Study on the thermo-mechanical performance of ball screw pair under combined loads

During operation, the ball screw feed system of CNC machine tools generates frictional torque and frictional heat, and its performance is significantly influenced by the thermodynamic behavior of internal heat sources. As a key component of the feed system, the contact characteristics of ball screw pairs directly determine their thermal response, which affects both positioning accuracy and service life. To address limitations in current studies, this work proposes a self-regulating load-torque distribution model to systematically evaluate the effects of combined loading conditions on heat generation rate, stress distribution, and contact behavior. The proposed model is validated through numerical simulations and existing benchmark data.

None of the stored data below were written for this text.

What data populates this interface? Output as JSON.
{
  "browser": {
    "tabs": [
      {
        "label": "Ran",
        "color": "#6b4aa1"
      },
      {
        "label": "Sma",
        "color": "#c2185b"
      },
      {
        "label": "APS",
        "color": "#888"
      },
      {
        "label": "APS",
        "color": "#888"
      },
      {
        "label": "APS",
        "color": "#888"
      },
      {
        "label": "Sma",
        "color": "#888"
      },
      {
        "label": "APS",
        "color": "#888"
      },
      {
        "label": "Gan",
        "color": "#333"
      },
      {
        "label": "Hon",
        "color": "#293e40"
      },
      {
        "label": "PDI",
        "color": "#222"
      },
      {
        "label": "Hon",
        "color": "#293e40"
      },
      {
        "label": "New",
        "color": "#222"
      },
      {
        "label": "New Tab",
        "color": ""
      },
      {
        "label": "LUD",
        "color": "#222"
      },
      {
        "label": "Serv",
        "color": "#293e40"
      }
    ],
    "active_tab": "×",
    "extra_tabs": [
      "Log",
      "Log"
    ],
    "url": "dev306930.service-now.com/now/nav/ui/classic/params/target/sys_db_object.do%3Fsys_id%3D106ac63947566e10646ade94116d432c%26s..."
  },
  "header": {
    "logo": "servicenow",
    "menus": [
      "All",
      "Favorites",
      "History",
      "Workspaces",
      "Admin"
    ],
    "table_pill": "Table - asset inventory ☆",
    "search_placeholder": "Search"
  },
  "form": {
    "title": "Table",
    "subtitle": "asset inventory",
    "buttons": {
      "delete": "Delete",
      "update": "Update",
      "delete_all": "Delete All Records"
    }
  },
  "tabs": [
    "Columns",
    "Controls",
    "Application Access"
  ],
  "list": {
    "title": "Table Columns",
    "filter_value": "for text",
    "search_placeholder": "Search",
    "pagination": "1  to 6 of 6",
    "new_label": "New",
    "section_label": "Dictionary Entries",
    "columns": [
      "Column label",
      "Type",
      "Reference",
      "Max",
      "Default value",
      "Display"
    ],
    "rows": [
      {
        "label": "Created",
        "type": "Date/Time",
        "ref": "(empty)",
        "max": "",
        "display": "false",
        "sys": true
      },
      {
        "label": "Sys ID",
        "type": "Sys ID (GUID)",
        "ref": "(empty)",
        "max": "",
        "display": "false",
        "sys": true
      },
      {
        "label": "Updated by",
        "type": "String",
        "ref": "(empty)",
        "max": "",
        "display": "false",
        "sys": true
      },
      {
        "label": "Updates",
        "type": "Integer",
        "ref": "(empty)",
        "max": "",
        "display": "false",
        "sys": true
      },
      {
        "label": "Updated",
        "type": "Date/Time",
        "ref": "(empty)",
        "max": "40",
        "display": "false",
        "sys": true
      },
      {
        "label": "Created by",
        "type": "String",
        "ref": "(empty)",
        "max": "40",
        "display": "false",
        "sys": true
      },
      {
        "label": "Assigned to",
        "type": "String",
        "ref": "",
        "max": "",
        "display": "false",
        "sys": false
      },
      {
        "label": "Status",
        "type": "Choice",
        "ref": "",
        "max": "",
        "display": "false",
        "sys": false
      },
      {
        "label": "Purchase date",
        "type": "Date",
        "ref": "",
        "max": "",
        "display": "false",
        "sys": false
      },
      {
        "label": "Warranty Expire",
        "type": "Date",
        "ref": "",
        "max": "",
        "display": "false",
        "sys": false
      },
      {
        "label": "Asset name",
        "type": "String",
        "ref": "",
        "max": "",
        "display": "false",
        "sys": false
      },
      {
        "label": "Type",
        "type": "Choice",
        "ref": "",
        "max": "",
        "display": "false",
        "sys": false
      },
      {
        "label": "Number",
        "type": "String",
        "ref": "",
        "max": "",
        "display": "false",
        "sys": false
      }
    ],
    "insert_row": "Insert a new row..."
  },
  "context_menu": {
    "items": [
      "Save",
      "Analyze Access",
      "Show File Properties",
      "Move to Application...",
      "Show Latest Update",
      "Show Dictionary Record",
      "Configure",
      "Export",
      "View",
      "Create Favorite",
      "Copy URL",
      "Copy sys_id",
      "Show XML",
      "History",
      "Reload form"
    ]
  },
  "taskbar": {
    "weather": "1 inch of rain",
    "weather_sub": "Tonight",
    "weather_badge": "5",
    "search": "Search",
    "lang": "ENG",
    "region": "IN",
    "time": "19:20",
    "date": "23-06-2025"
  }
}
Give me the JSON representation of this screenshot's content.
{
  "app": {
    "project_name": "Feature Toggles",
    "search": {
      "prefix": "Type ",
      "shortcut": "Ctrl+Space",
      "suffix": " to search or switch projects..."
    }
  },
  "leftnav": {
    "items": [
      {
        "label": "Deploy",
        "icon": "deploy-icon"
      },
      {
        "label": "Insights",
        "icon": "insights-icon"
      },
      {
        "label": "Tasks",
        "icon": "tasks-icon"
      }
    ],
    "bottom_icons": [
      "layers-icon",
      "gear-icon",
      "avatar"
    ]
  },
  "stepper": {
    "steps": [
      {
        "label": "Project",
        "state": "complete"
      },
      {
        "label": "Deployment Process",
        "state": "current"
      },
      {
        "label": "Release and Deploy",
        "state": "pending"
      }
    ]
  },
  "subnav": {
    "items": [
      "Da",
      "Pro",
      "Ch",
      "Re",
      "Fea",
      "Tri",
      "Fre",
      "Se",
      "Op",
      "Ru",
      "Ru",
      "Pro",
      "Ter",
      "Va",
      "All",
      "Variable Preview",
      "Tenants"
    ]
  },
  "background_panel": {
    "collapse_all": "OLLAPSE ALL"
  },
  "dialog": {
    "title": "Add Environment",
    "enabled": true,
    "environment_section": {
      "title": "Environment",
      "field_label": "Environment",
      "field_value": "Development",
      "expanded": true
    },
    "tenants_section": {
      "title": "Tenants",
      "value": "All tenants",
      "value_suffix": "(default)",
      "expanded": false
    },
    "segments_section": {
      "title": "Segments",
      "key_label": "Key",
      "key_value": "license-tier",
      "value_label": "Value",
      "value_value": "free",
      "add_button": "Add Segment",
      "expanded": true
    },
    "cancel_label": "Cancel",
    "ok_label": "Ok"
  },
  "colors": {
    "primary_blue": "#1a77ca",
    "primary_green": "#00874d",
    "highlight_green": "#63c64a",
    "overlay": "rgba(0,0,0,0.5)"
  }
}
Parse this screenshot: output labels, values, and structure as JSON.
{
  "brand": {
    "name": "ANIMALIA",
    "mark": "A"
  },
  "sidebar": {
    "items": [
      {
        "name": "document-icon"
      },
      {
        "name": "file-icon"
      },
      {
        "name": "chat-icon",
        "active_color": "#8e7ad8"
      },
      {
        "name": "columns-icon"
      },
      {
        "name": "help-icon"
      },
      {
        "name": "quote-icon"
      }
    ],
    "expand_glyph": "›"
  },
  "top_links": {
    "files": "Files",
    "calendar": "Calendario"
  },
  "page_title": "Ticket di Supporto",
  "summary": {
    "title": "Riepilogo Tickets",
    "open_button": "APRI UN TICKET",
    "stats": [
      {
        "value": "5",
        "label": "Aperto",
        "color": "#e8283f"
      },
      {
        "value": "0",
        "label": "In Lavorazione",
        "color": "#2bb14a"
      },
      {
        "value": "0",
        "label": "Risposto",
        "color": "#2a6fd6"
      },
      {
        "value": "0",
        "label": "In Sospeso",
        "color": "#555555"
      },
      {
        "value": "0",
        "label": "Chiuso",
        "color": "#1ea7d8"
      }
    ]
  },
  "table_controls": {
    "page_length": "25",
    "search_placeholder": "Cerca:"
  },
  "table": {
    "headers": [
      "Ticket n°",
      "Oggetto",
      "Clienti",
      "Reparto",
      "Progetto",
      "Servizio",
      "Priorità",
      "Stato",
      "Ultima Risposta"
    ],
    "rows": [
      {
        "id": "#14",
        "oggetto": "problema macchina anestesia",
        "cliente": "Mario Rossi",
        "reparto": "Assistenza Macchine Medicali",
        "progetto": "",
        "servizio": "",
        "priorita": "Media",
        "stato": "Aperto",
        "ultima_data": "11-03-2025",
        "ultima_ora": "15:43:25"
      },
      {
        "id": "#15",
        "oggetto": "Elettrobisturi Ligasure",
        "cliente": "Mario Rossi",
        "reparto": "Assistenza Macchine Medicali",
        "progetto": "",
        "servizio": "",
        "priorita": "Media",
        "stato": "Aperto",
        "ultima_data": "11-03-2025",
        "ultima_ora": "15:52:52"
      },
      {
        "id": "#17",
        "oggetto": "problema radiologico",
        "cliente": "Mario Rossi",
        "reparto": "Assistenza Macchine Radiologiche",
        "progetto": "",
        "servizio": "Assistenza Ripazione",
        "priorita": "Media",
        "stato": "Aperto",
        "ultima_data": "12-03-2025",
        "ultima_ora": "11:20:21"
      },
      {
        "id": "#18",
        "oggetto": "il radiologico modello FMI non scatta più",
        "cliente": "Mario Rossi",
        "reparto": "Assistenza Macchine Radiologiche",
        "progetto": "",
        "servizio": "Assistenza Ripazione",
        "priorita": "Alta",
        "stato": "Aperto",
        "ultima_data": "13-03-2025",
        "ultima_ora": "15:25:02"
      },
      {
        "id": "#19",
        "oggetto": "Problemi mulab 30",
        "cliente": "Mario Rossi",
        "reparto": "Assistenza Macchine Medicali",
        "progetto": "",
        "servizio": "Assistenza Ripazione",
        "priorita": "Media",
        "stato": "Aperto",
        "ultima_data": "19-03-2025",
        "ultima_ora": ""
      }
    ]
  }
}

The results show that it accurately captures the static load distribution under geometric deviations. The developed model enhances understanding of load-bearing behavior and reveals the intrinsic coupling between thermal response and geometric errors. Under external loading, geometric deviations alter contact angle distribution, modify force transmission paths, and increase localized heat generation, ultimately leading to thermal accumulation and performance degradation. Moreover, axial force imbalance caused by non-uniform contact loads aggravates dynamic responses and reduces system stability. This study contributes to the theoretical framework of ball screw systems under multi-parameter loading and provides a practical reference for optimizing thermal performance and reliability in precision feed applications.